Applied Statistics HW 16

  1. We are going to try to estimate the average height of U.S. males. It is believed that the average height is 6 feet and 1 inch, and the standard deviation of all heights is 6 inches. In order to obtain our estimate, we will obtain a random sample of the heights of 300 U.S. males, and compute their average, \(\bar{x}\), measured in inches. Looking at our sample, the heights seem to have only a slight skewness to the left, so we will assume the same is true for the population.
    1. Can we assume that \(\bar{x}\) follows a normal distribution? Explain. What would the mean and standard deviation of that distribution be? Review the central limit theorem in the book, and in particular the discussion regarding how large n needs to be, before answering this question.
    2. A friend of yours who knows a little bit about statistics but not too much is perplexed by your statement that \(\bar{x}\) follows a normal distribution. To him, to talk about a distribution you need to have many values. But \(\bar{x}\) is just the average height in the sample, so it’s just one number. Explain to your friend how this makes sense.
    3. Give a range of values so that we have a 90% chance our \(\bar{x}\) will land in that range.

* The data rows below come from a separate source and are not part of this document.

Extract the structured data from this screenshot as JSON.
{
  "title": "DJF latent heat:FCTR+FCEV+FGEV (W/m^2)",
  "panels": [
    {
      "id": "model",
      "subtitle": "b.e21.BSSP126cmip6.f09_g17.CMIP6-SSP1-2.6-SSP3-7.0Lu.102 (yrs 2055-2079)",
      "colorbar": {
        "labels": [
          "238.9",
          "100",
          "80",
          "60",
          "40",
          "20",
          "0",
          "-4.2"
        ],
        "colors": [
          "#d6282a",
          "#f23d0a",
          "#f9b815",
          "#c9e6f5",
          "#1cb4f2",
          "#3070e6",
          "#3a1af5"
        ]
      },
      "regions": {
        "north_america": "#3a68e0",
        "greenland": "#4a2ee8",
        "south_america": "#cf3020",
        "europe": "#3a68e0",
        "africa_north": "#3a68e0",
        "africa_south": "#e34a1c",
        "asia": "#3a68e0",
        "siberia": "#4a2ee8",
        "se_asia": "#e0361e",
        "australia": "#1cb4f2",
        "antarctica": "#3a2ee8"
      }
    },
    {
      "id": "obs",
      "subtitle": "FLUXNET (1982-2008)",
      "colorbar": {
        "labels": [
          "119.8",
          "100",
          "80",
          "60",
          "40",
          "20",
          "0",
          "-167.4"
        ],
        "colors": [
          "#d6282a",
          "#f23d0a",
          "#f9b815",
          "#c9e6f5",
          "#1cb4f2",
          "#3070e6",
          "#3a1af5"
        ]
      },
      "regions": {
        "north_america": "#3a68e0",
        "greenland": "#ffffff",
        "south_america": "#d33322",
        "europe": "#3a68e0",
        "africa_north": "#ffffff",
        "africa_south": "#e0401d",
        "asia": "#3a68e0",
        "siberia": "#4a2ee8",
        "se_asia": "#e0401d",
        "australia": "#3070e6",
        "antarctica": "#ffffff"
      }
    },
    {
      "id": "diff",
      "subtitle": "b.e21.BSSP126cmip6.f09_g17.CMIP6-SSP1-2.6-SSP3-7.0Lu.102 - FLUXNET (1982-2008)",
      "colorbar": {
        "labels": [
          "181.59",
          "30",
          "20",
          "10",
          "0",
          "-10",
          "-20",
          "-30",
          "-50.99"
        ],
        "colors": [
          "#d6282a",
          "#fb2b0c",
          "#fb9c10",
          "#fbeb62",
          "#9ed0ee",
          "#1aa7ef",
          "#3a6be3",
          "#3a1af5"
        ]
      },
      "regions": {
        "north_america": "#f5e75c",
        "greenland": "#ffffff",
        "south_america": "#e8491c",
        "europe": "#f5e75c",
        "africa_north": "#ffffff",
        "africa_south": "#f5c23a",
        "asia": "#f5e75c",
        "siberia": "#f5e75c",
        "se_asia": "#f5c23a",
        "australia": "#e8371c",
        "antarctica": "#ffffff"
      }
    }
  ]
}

    4. Give a range of values so that we have a 99% chance our \(\bar{x}\) will land in that range.
    5. In a particular survey, \(\bar{x}\) turned out to be 6 feet and 2 inches. What are the chances, that for a randomly selected survey \(\bar{x}\) would end up being that much or more?
  2. The gypsy moth is a serious threat to oak and aspen trees. A state agriculture department places traps throughout the state to detect moths. When traps are checked periodically, the mean number of moths trapped is only 0.5, i.e. half a moth per trap, so many traps don’t have any moths, but some traps have several moths. The distribution of moth counts is discrete (takes only integer values) and strongly skewed, with standard deviation 0.7.
    1. What are the mean and standard deviation of the average number of moths \(\bar{x}\) in 50 traps?
    2. Use the central limit theorem, and normal distribution techniques, to find the probability that the average number of moths in a sample of 50 traps will be greater than 0.6. Can we use the central limit theorem in this instance?
  3. The number of flaws per square yard in a type of carpet material varies with mean 1.6 flaws per square yard, and standard deviation 1.2 flaws per square yard. This population distribution cannot be normal, as a count only takes whole-number values. An inspector studies 200 square yards of the material, records the number of flaws found in each square yard, and calculates \(\bar{x}\), the mean number of flaws per square yard inspected. Use the central limit theorem to find the approximate probability that the mean number of flaws exceeds 2 per square yard.